Chancellor unveils extra £2bn capital spend a year

Chancellor unveils extra £2bn capital spend a year
Chancellor Rachel Reeves has spared construction capital spending cuts and managed to find a further £13bn over the Parliament to support growth-enhancing spending on infrastructure, housing, and defence.
Coming on top of the £100 billion uplift announced at Autumn Budget, this will deliver projects needed to catalyse private investment, boost growth and drive forward the UK’s modern industrial strategy – lime unlocking the potential of the Oxford Cambridge Growth Corridor, said Reeves.
Much of the extra spending will go to defence investment. Although she said there would be some defence dividend for construction in plans to upgrade military family homes and modernise Portsmouth’s naval base.
Infrastructure and housing will see an extra £4.65bn, mostly loaded into the later years of the Parliament.

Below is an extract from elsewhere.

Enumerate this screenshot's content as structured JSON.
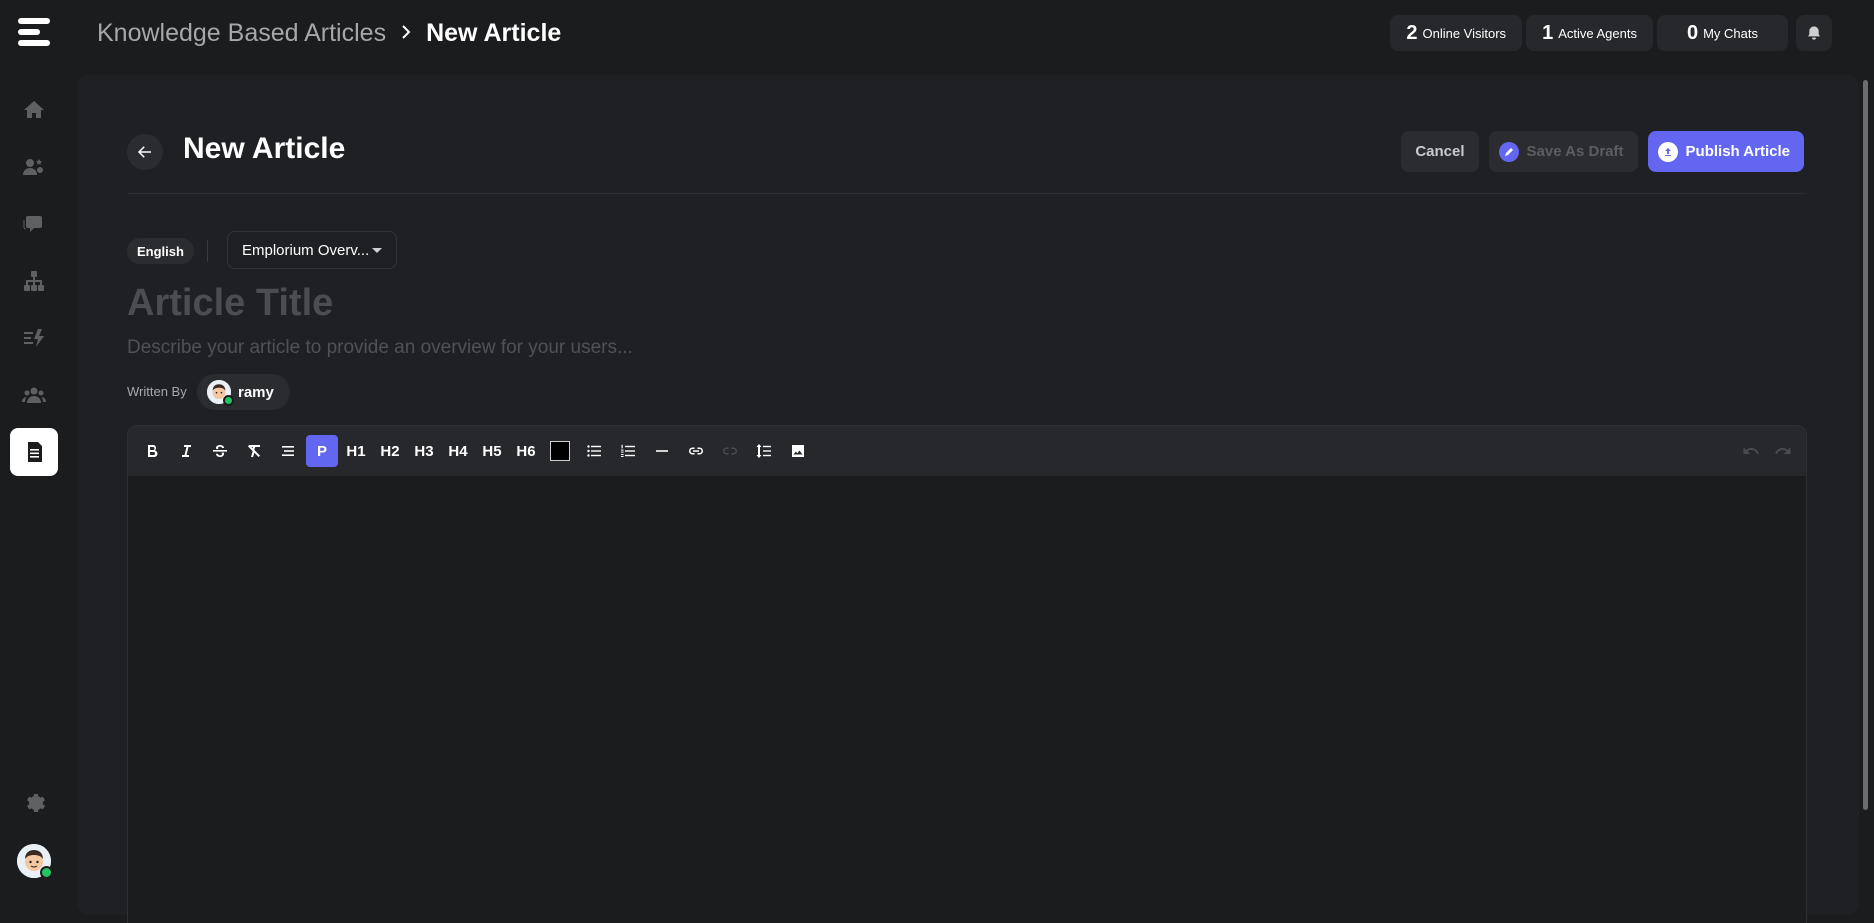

This includes an extra £2bn paid down in advance to avoid a cliff edge in affordable housing already flagged up yesterday.

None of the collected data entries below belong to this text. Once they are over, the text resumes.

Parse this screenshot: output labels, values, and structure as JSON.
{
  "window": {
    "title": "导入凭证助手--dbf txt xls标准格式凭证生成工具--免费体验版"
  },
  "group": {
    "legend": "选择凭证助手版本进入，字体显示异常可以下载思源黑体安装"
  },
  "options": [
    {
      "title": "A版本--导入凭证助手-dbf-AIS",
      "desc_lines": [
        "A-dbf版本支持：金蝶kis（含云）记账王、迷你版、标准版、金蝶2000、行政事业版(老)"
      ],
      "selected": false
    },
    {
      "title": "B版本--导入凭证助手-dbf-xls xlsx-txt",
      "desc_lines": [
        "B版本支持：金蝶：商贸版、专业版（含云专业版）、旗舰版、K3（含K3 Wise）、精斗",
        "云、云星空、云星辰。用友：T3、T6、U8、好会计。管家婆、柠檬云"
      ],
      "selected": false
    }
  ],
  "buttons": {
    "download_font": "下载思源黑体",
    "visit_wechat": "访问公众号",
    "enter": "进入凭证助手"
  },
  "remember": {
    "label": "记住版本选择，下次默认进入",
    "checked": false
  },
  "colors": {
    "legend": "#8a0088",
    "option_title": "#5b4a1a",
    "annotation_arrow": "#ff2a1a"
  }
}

The Spring Spending Review also revealed the Government expects to raise around £645m in three years from the new Building Safety Levy being imposed on housing developers from October 2026.
Full details of how spending will be allocated across the key Whitehall spending department will be revealed on 11 June when there could still be winners and losers.

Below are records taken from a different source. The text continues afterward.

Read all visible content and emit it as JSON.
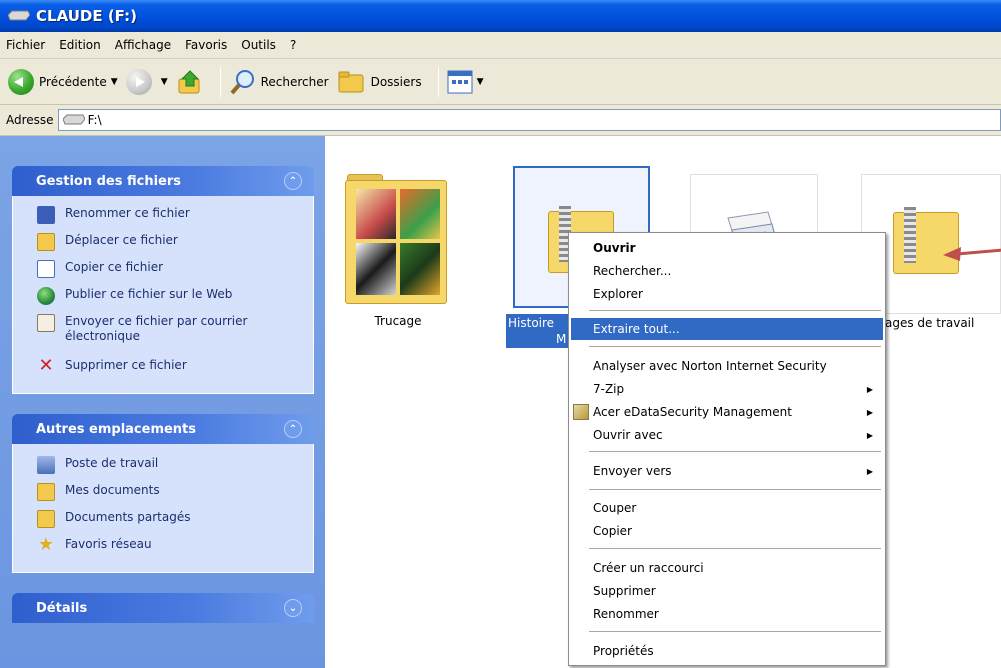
{
  "window": {
    "title": "CLAUDE (F:)"
  },
  "menu": [
    "Fichier",
    "Edition",
    "Affichage",
    "Favoris",
    "Outils",
    "?"
  ],
  "toolbar": {
    "back": "Précédente",
    "search": "Rechercher",
    "folders": "Dossiers"
  },
  "address": {
    "label": "Adresse",
    "value": "F:\\"
  },
  "tasks": {
    "file_panel": {
      "title": "Gestion des fichiers",
      "items": [
        {
          "label": "Renommer ce fichier",
          "icon": "rename-icon"
        },
        {
          "label": "Déplacer ce fichier",
          "icon": "move-icon"
        },
        {
          "label": "Copier ce fichier",
          "icon": "copy-icon"
        },
        {
          "label": "Publier ce fichier sur le Web",
          "icon": "globe-icon"
        },
        {
          "label": "Envoyer ce fichier par courrier électronique",
          "icon": "mail-icon"
        },
        {
          "label": "Supprimer ce fichier",
          "icon": "delete-icon"
        }
      ]
    },
    "places_panel": {
      "title": "Autres emplacements",
      "items": [
        {
          "label": "Poste de travail",
          "icon": "computer-icon"
        },
        {
          "label": "Mes documents",
          "icon": "documents-icon"
        },
        {
          "label": "Documents partagés",
          "icon": "shared-folder-icon"
        },
        {
          "label": "Favoris réseau",
          "icon": "network-icon"
        }
      ]
    },
    "details_panel": {
      "title": "Détails"
    }
  },
  "files": [
    {
      "name": "Trucage",
      "type": "folder"
    },
    {
      "name": "Histoire",
      "type": "zip",
      "selected": true,
      "caption_line2": "M"
    },
    {
      "name": "",
      "type": "file"
    },
    {
      "name": "ages de travail",
      "type": "zip"
    }
  ],
  "context_menu": {
    "items": [
      {
        "label": "Ouvrir",
        "bold": true
      },
      {
        "label": "Rechercher..."
      },
      {
        "label": "Explorer"
      },
      {
        "label": "Extraire tout...",
        "highlighted": true
      },
      {
        "label": "Analyser avec Norton Internet Security"
      },
      {
        "label": "7-Zip",
        "submenu": true
      },
      {
        "label": "Acer eDataSecurity Management",
        "submenu": true
      },
      {
        "label": "Ouvrir avec",
        "submenu": true
      },
      {
        "label": "Envoyer vers",
        "submenu": true
      },
      {
        "label": "Couper"
      },
      {
        "label": "Copier"
      },
      {
        "label": "Créer un raccourci"
      },
      {
        "label": "Supprimer"
      },
      {
        "label": "Renommer"
      },
      {
        "label": "Propriétés"
      }
    ]
  },
  "colors": {
    "accent": "#316ac5",
    "titlebar": "#0050dc",
    "pane": "#6b95e0",
    "annotation_arrow": "#c0504d"
  }
}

Reeves also announced economic watchdog, the Office for Budget Responsibility, has estimated that the planning reforms included in the government’s National Planning and Policy Framework would lead to 170,000 additional homes built over the forecast period.
This alone would increase the level of real GDP by 0.2% by 2029-30, adding £6.8bn to the economy, and by over 0.4% in 2034-35.
Reeve said this proved the Government was on course to deliver 305,000 homes a year by 29/30.